You wouldn't know it walking around midtown Manhattan, but marijuana is still illegal in New York.

It does seem strange to think that perhaps the most metropolitan city in the US would be lagging behind so many other parts of the country that have legalized possession, production, and sale of cannabis and THC products, but it's true.

New York's decriminalization of marijuana has led many smokers to be more brazen with their public consumption in recent years, and Governor Cuomo recently announced plans for limited legalization for recreational use at the state level. But for the time being the sale of products containing THC is still very much illegal.

buy happiness You sure about that?

Adding to the confusion is a company that has sprung up to prey on tourist's uncertainty. Weed World trucks have multiplied at a staggering rate since they first started appearing in Midtown and the Village a few years ago. Easily a dozen RVs and vans now line the tourist-dense streets of Manhattan, advertising Girl Scout Cookies and Gorilla Glue, clad in marijuana-leaf decals and occupied by employees who are paid either to be stoned out of their minds, or just to pretend they are.

With eyes nearly in slits and an air of relaxation that suggests that customers are temporary interludes from a permanent nap, they will promise you as much as they can get away with while letting their branding do most of the work. They will sell you four lollipops for $20, which would seem like a great deal if not for the fact that they will not deliver on the strong implication that they'll get you high.

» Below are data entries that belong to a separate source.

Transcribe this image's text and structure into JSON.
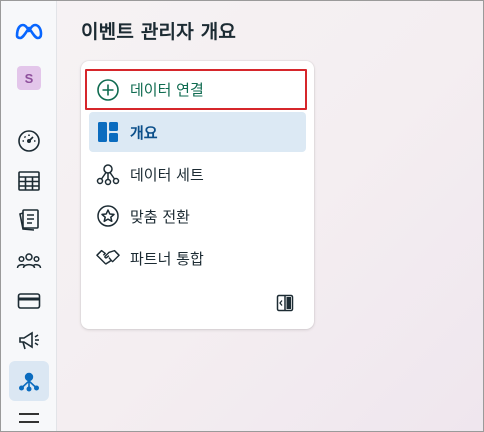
{
  "app": {
    "logo_icon": "meta-logo-icon",
    "avatar_letter": "S"
  },
  "rail": {
    "items": [
      {
        "name": "dashboard",
        "icon": "gauge-icon",
        "active": false
      },
      {
        "name": "table",
        "icon": "table-icon",
        "active": false
      },
      {
        "name": "pages",
        "icon": "pages-icon",
        "active": false
      },
      {
        "name": "audiences",
        "icon": "people-icon",
        "active": false
      },
      {
        "name": "billing",
        "icon": "credit-card-icon",
        "active": false
      },
      {
        "name": "ads",
        "icon": "megaphone-icon",
        "active": false
      },
      {
        "name": "events-manager",
        "icon": "network-icon",
        "active": true
      }
    ],
    "menu_icon": "hamburger-icon"
  },
  "header": {
    "title": "이벤트 관리자 개요"
  },
  "nav": {
    "connect_data": "데이터 연결",
    "overview": "개요",
    "datasets": "데이터 세트",
    "custom_conversions": "맞춤 전환",
    "partner_integrations": "파트너 통합"
  },
  "colors": {
    "meta_blue": "#0866ff",
    "active_bg": "#dce9f4",
    "active_text": "#0b4f8a",
    "connect_green": "#0f6b50",
    "highlight_red": "#d6262b"
  }
}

They have a Twitter account where they celebrate the supposed availability of weed and claim to "have New York locked down." They'll even sell you vape cartridges that advise you to "get medicated," and which are packed with potent doses of… flavor?

weed world truck

An employee once assured me that their candies do contain THC—maybe they wouldn't be so brazenly dishonest today—and in a drunken state I coughed up $5 to test that claim. There is a faint weedy taste to their candies, and you may find trace amounts of CBD inside, but that's it. It's a scam. There is no THC. Nothing that will give their customers the experience they're selling.

Worse than the trucks is the Weed World Candies storefront that opened in midtown in 2019. Just walking past you would swear that people were passing a massive blunt inside.

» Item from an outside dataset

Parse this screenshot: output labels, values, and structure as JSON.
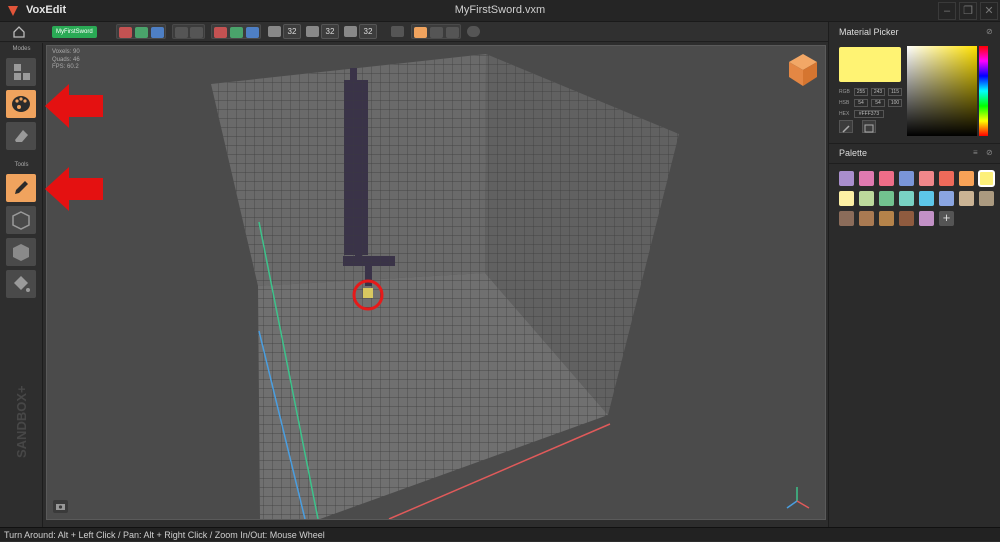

The smell is unmistakable and overpowering, except that it's fake. Whatever chemical fragrance they pumped onto the street, it was not connected to anyone smoking weed. Inside, the psychedelic wall art complemented shelves lined with suggestive candies and boxes emblazoned with pot leaf insignia.

Whatever the venue, they are all too happy to sell you overpriced hemp products and CBD creams and chocolates made to look like nugs. And if you're a tourist, or a moron like me, you might believe the scam long enough to give them money, but nothing they sell will get you high.

weed world store Hiroki Kittaka

The owners of Weed World, Judah Izrael and Bilal Muhammad—who prefers to go by "Dro Man" or "Doctor Dro"—will defend their products by claiming that they serve to promote legalization and decriminalization efforts by normalizing the idea of public sale of marijuana. But at no point in the purchasing process is the illusion that their candies will get you high broken. At no point are their customers offered literature explaining the mission of Weed World.

On their website's FAQs page, there is no mention of THC or its absence from their products, but the first question, "How much should I eat?" is answered, "It's all based on your tolerance but there's no limit." Tolerance for what? Sugar? The company—which originated in Alabama and has spread to cities around the country—mostly seems like a very profitable way to sell candy to gullible adults.

weed world wall art Nicole Mallete

The best thing I can say in their defense is that one of their trucks was recently busted by police in Saraland, Alabama, with products that "tested positive for marijuana." Assuming this isn't a screw up or deliberate frame-job by the police, it's possible that some of the Weed World trucks are using their faux activism as a front for selling actual drugs. If so, that would be the most honest thing about this company. Until that's confirmed, ignore these trucks and maybe just ask a friend for a hookup.